I've had good luck growing plants that prefer slopes by planting them above grade in decorative stone (colored cement, typically around 2 feet across and 18 inches high, stacked two high with the bottom ring slightly buried for stability) rings. The roots eventually grow through the bottom of the rings, but after they are well established.
Once Junipers are established, they are in my experience almost bullet proof. Though there is a (recently imported) blight that attacks some bushes (actually many varieties of evergreen/Juniper relatives), they are doomed and need to be pulled and destroyed.
I'd try planting in a humus rich soil above grade. Maybe trim the root ends and chop the top foot off of the plants. There may be enough life left in the roots for them to come back again.

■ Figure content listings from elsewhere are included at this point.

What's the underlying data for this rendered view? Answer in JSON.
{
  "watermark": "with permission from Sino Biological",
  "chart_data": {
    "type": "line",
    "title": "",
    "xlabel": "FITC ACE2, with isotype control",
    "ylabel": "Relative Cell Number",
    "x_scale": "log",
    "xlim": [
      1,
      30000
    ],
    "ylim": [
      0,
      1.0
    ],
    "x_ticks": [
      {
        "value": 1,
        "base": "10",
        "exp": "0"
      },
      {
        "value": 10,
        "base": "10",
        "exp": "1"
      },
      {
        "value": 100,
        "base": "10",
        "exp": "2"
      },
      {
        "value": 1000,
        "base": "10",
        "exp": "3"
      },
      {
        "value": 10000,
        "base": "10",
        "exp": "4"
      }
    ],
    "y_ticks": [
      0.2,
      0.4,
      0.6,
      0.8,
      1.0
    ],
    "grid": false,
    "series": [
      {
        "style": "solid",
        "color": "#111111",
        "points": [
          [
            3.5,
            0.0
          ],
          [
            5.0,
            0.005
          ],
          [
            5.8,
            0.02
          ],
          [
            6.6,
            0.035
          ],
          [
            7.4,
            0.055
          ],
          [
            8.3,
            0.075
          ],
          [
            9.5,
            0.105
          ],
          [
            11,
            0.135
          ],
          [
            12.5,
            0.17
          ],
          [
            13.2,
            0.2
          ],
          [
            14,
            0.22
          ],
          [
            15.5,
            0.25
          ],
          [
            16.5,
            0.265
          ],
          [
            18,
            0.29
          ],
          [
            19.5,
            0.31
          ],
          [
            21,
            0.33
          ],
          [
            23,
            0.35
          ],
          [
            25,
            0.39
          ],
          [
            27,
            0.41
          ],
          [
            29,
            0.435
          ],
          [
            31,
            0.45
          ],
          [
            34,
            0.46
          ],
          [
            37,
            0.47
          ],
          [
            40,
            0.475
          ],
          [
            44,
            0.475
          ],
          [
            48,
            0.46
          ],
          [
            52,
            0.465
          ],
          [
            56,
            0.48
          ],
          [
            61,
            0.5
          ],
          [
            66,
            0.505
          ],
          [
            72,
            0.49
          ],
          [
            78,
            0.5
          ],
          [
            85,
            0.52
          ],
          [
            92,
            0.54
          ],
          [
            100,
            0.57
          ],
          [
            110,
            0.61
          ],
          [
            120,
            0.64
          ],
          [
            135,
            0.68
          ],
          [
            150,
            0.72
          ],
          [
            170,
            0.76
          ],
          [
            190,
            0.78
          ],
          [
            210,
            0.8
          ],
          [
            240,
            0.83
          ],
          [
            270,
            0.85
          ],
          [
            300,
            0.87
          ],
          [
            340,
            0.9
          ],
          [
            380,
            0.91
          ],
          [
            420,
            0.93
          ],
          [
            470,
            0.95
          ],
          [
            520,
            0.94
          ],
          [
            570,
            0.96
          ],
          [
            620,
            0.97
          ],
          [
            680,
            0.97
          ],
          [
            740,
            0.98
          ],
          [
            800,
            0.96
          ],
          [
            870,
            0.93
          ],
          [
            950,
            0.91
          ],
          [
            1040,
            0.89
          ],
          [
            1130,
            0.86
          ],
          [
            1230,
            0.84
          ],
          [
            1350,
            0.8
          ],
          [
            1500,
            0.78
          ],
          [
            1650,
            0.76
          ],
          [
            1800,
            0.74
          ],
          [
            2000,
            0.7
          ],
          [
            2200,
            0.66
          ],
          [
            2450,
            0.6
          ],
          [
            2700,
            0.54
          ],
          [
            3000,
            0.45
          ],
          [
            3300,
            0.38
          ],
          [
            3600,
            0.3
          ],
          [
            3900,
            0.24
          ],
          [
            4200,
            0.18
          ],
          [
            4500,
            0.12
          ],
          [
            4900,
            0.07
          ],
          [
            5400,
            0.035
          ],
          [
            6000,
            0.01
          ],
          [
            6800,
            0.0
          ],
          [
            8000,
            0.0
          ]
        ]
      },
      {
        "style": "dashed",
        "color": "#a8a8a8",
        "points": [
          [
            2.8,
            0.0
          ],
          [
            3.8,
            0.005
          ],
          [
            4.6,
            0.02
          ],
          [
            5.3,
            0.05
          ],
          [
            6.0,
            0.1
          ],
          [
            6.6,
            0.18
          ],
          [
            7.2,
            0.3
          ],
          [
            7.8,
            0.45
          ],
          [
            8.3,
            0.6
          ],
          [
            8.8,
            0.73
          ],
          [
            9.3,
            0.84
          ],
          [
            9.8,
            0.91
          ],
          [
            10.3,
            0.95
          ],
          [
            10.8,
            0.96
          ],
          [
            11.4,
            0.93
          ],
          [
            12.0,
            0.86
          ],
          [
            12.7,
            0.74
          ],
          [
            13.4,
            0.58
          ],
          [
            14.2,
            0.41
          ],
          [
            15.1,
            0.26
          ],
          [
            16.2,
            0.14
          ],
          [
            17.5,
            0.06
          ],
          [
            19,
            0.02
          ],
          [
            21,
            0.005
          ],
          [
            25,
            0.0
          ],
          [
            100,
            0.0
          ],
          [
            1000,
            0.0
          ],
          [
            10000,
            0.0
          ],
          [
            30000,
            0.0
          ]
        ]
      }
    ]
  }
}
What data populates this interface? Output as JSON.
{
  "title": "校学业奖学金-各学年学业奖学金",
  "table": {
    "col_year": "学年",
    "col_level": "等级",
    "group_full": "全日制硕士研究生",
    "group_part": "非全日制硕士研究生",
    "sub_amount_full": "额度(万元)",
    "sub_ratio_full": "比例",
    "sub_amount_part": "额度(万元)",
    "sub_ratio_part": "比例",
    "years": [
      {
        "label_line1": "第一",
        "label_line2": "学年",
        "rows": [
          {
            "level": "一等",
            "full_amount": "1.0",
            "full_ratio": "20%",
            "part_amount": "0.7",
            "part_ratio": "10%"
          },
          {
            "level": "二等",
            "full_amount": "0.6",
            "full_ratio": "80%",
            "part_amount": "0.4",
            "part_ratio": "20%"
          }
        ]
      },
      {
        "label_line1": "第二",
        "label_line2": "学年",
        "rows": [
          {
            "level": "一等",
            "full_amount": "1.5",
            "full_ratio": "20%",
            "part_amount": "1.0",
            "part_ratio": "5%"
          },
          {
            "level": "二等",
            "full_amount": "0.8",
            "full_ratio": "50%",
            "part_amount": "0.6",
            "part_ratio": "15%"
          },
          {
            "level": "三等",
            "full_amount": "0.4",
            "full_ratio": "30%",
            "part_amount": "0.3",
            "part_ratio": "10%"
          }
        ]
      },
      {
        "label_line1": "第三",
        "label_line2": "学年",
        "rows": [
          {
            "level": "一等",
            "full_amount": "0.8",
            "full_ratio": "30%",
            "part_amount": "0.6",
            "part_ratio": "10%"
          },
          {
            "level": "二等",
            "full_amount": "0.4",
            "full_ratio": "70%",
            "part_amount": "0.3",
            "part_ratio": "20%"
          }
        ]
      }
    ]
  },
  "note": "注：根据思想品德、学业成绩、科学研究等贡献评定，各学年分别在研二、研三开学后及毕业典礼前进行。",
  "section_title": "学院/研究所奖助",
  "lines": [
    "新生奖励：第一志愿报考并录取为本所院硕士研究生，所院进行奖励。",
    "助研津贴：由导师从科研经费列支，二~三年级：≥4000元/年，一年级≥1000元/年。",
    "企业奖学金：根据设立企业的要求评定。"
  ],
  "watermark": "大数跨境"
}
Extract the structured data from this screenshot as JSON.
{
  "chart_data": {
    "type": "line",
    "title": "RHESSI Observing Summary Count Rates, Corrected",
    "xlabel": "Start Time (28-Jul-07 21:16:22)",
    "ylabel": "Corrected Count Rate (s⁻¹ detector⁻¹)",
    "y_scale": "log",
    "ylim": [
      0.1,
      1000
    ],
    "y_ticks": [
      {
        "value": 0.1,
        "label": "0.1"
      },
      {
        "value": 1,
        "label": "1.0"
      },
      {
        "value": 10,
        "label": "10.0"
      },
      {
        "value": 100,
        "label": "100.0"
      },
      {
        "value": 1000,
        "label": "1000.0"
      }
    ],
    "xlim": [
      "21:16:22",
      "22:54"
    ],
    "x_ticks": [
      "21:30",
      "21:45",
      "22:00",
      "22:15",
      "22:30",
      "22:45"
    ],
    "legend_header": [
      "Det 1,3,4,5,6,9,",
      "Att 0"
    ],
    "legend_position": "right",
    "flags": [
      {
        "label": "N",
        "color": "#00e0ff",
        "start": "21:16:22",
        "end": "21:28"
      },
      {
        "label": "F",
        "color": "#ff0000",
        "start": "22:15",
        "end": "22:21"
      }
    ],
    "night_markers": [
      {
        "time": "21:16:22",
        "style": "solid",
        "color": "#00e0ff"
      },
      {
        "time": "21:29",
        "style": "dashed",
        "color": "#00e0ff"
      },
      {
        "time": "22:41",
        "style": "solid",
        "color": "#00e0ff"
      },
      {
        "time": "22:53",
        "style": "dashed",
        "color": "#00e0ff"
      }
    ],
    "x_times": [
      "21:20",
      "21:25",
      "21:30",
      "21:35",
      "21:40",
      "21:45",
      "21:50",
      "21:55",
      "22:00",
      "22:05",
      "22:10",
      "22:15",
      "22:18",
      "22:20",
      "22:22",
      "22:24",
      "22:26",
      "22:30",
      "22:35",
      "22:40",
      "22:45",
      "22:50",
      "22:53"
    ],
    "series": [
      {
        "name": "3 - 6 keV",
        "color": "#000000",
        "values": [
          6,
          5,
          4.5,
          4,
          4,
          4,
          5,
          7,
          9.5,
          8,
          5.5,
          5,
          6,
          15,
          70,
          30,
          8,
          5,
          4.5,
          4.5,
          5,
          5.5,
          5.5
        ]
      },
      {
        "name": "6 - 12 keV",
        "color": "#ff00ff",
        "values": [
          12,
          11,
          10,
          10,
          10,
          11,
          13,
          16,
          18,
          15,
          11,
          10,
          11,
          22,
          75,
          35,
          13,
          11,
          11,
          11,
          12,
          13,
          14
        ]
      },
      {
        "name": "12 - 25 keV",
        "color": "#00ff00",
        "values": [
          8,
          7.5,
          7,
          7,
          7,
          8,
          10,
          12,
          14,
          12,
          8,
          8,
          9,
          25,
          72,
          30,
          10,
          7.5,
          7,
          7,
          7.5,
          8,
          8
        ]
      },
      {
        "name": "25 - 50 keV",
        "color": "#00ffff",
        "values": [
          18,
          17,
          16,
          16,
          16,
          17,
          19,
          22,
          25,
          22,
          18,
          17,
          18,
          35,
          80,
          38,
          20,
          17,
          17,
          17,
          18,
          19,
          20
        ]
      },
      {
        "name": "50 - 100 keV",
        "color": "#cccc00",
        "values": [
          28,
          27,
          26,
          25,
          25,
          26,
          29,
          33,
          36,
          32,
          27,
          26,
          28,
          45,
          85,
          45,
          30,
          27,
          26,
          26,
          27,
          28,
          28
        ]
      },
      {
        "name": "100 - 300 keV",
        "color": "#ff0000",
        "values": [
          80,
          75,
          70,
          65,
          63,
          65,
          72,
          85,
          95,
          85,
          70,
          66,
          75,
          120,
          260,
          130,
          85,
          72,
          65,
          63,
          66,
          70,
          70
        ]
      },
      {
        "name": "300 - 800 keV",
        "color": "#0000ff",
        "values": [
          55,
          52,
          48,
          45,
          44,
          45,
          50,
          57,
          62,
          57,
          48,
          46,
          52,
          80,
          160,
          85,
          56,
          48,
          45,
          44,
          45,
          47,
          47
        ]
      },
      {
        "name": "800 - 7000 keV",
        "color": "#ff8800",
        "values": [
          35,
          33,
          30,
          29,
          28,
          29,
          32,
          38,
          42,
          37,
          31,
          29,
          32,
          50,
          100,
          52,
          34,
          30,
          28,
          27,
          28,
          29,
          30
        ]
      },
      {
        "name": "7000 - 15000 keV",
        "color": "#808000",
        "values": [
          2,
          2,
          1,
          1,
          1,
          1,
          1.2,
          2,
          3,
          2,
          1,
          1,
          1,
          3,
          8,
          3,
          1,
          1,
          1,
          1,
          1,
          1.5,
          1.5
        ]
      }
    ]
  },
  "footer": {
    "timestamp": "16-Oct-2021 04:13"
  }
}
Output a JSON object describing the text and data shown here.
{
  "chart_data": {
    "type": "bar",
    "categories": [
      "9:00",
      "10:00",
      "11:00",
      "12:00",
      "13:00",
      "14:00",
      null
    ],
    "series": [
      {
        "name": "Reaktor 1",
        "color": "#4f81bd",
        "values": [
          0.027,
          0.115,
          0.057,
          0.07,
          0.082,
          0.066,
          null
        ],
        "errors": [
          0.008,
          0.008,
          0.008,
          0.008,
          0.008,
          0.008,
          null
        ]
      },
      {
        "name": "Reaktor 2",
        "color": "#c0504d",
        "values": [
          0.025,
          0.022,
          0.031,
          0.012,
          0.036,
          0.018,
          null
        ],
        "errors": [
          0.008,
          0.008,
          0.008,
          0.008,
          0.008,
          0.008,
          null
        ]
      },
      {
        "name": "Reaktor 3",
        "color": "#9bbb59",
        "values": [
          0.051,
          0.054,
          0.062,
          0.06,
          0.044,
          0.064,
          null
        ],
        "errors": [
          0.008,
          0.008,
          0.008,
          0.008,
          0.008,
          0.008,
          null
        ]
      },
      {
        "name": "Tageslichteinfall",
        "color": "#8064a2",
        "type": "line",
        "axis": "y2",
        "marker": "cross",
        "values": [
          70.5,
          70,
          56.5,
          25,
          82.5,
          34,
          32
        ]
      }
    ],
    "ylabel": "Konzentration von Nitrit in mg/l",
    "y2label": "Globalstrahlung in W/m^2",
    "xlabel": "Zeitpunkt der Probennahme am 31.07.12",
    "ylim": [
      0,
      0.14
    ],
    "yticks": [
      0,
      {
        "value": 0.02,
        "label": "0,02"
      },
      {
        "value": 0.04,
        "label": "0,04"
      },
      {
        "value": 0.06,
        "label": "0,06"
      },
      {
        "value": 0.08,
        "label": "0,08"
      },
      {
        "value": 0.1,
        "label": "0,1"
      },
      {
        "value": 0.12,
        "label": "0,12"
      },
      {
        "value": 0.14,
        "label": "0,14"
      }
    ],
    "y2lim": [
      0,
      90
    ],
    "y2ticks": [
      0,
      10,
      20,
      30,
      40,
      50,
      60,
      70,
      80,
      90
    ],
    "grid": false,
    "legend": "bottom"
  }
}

Junipers are slow growing, so the results are long term.
They seem to do best in a near nuetral PH, dog urine, excessive nitrates or calcifiers can cause them grief.
I recently lost two beutiful 50 year old Juniper trees to blight. Many of the nieghbors have lost Juniper hedges.


----------



## proofer (Jan 20, 2008)

I built a small mound of soil around each of the affected junipers. Not all were affected---I'd say only about half of them (and they're not side by side either). I'll check into the nitrogen-deficient thing. Would individual fertilizer sticks beside each one do the trick?


----------



## Bigfoot (May 10, 2009)

Most evergreens (Conifers) like nitrates, though I've had better results with a top layer of good compost with a little nitrate (mix) fertilizer thrown in. I throw my fireplace ash into my compost, it tends to be a little PH base.
Over doing the nitrate fertilizer can mess with the soil PH, Junipers tend to prefer the mid range, not too nitrate acidic or calcium base.
Junipers are slow growers, when fertilizing the results can be long term. They seem to do well in poor soil, but occasional top layers (shallow raking if at all) of compost seems to perk them up some. I rarely fertilize anything anymore, I use compost and supplement it with a nitrate/iron lawn mix fertilizer in minor quantities ( quarter/half a handful for a wheel borrow full of compost).
I've had pretty good luck moving Junipers, even rather large ones. Early in the year is the best time, around Easter. Though it may still work out for you.
If it is blight, be prepared, they are likely to die. I noticed another dead Juniper hedge this morning on my way to work. The blight seems to hopscotch, some hedges totally destroyed, some just in spots, some not affected at all.


----------



## proofer (Jan 20, 2008)

Yesterday I stuck a fertilizer stick by each of the ones turning brown. I think the box said that these sticks are 15% nitrate. I'll wait and see if that turns things around. I appreciate your advice.


----------